If you're not an expert in a field that has inforisks and are unsure whether your question could be hazardous or not, where do you go?
Perhaps I am being too security minded, but I feel like typing questions into a search engine or chatbot or publicly posting does not always seem like a good idea. When I monitor my own thoughts, I am impressed by how seriously weird but potentially plausible some of them seem. My rational mind isn't really sure what to do with them so they just remain buzzing about my brain and I'm not sure that's a good use of brainspace.

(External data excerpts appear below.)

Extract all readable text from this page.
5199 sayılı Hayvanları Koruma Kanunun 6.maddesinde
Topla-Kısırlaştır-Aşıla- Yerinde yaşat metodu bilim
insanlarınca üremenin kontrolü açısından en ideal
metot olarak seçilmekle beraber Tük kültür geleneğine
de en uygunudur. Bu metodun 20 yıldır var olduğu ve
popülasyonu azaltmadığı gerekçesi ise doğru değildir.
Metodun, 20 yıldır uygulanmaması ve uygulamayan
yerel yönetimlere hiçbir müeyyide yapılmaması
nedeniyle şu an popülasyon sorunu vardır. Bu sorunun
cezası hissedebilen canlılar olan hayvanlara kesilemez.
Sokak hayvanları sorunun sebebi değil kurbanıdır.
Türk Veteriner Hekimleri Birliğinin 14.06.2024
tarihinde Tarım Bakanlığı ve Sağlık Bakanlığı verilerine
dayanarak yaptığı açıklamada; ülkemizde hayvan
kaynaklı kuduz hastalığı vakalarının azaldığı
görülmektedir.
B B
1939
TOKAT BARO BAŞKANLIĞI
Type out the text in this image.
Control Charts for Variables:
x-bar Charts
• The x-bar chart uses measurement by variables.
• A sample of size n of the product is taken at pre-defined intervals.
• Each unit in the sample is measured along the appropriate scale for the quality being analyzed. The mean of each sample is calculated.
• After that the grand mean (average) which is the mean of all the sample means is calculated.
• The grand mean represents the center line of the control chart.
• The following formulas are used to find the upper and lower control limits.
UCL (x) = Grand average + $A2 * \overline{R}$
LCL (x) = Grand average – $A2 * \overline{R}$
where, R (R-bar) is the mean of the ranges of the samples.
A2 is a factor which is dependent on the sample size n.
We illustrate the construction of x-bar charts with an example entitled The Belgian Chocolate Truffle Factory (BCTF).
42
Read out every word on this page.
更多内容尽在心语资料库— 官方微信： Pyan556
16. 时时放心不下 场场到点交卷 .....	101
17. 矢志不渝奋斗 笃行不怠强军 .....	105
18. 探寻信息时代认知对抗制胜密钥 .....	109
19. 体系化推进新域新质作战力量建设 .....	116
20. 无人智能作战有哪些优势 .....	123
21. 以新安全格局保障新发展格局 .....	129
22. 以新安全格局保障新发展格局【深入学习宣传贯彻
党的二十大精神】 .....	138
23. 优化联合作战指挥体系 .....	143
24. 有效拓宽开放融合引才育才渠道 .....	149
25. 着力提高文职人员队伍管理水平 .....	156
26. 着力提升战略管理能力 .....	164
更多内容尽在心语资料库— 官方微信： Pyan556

This is assuredly not a mental health concern, but it is a real quandary and I wish I knew what to do about it. I have no idea whether or not my questions/ thoughts are absurd, really dumb or whether some might be legitimate or even potentially useful in relation to threats that the community is concerned about. That feels bad and I wonder if others are experiencing anything like this.
I would really appreciate advice. If others have similar concerns, please pipe in. If this is a problem that is getting in the way of working on important problems, that would be good to know and could potentially be turned into an opportunity.
Hi more better -- interesting question.
Just to clarify -- are you mostly concerned about asking questions that could get you as an individual in trouble with authorities, security services, social media watchdogs, etc?
Or are you mostly concerned about raising questions on public forums (e.g. Twitter, Facebook, EA Forum, LessWrong) that would draw more public attention to certain ideas that could constitute infohazards?
Or, mostly concerned about asking questions through search engines (e.g. Google, Bing) or Large Language Models (e.g. Chat GPT) that would lead search algorithms or AI systems to become more aware of certain infohazards?
All three are legit concerns, I think, but they might entail very different answers....
Thanks, I appreciate these insights and these are good ideas.